23 Janvier 2019

Congo-Kinshasa: L'unité nationale, une priorité pour la RDC

Les élections cumulées (présidentielle, législatives nationales et provinciales) du 30 décembre 2018 ont livré leur secret, confirmé par la Cour constitutionnelle dans son arrêt rendu dans la nuit du samedi au dimanche 20 janvier 2019. Celle-ci a proclamé M. Félix Antoine Tshisekedi Tshilombo, Fatshi pour les intimes, 5ème président de la République démocratique du Congo, après Joseph Kasa-Vubu, Joseph-Désiré Mobutu, Laurent-Désiré Kabila et Joseph Kabila, le président sortant. Mais ce résultat n'a pas fait que des heureux.

Si dans le camp de Tshisekedi, les manifestations de joie ont été tous azimuts, particulièrement dans sa province natale, le Kasaï Oriental, - longtemps déclarée comme incapable de faire sortir un chef de l'Etat qui prendrait les rênes de la RDC -, le candidat Martin Fayulu, arrivé deuxième se dit être le vainqueur de l'élection présidentielle. Ce dernier crie à la tricherie des urnes.

Il n'a pas hésité à inciter ses militants et sympathisants à s'en prendre à la Commission électorale nationale indépendante (Céni). Les militants et sympathisants de la coalition « Lamuka » s'attaquent aux ressortissants luba, ethnie de Fatshi, au motif que leur frère lui a volé ses voix, l'empêchant ainsi de devenir président de la République de la première alternance en RDC.

A Kinshasa, dans l'ex-province de Bandundu démembrée, notamment à Kikwit, Bagata, fief de Martin Fayulu, à Gungu, les Baluba en particulier, et les Kasaïens en général, ont été victimes de violences indicibles (pillages de biens, viols de femmes et filles, jusqu'aux tueries sauvages et chasse à l'homme), provoquant ainsi des déplacements involontaires pour sauver sa vie.
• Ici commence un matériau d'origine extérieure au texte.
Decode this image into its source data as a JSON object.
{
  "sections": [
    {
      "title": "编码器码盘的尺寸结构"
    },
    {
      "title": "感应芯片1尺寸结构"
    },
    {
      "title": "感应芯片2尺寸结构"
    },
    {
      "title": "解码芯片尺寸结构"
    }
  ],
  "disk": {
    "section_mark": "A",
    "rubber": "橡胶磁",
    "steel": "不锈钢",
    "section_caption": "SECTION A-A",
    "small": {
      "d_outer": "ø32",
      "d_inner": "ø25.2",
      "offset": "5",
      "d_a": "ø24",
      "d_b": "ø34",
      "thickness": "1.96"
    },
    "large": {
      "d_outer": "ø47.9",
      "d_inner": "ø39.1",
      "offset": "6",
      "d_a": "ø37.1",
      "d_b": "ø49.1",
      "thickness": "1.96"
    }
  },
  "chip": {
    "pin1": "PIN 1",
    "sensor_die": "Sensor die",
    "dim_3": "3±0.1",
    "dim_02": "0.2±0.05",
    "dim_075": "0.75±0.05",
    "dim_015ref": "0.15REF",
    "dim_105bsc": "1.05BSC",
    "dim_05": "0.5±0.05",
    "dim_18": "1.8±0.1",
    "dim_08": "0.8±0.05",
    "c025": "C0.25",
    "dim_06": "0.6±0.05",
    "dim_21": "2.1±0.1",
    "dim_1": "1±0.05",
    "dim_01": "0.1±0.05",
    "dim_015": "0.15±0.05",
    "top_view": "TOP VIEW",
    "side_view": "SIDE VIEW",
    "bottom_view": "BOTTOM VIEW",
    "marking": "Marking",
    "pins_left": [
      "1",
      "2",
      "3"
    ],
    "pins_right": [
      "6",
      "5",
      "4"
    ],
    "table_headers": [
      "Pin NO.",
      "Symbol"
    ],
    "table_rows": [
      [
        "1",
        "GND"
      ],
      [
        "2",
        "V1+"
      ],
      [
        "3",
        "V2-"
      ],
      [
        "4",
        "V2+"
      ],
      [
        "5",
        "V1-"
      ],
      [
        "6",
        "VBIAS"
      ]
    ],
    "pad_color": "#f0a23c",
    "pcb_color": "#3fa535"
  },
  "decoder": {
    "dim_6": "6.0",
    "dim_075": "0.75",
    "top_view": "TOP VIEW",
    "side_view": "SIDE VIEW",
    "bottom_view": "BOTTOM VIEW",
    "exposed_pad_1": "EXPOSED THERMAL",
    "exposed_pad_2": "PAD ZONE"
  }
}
Le calme est loin d'être gagné étant donné que la même volonté et le même mouvement sont observés à Kisangani, dans la Tshopo et à Lubumbashi, dans le Haut Katanga. L'on craint la réaction de Kasaïens disséminés dans pratiquement toutes les provinces de la RDC au niveau de leurs propres provinces (Kasaï oriental, Kasaï central et Kasaï). Une réaction de vengeance de leur part embraserait tout le pays qui sera en feu et en sang. Mais alors, au profit de QUI ?

C'est ici que la question de l'Unité nationale s'impose. Cette unité ne doit pas être l'œuvre d'une simple décision, mais d'une étude approfondie. Il s'impose donc la création d'une cellule chargée du maintien de l'unité nationale. Cette cellule devrait être attachée à la présidence de la république comme un service de la présidence, devra être composée de psychologues et sociologues civils et militaires, des services de renseignements et de politologues qui connaissent bien les mentalités de différentes tribus et ethnies du pays. Ce, dans la perspective d'étudier les mécanismes pour éteindre, non seulement les velléités de tribalisme, de régionalisme et d'intolérance, mais aussi de les prévenir.

Au regard de la situation post-électorale en RDC, la lutte pour l'unité nationale devient une priorité du futur gouvernement et un leit motiv du nouveau président pour la réussite de son mandat.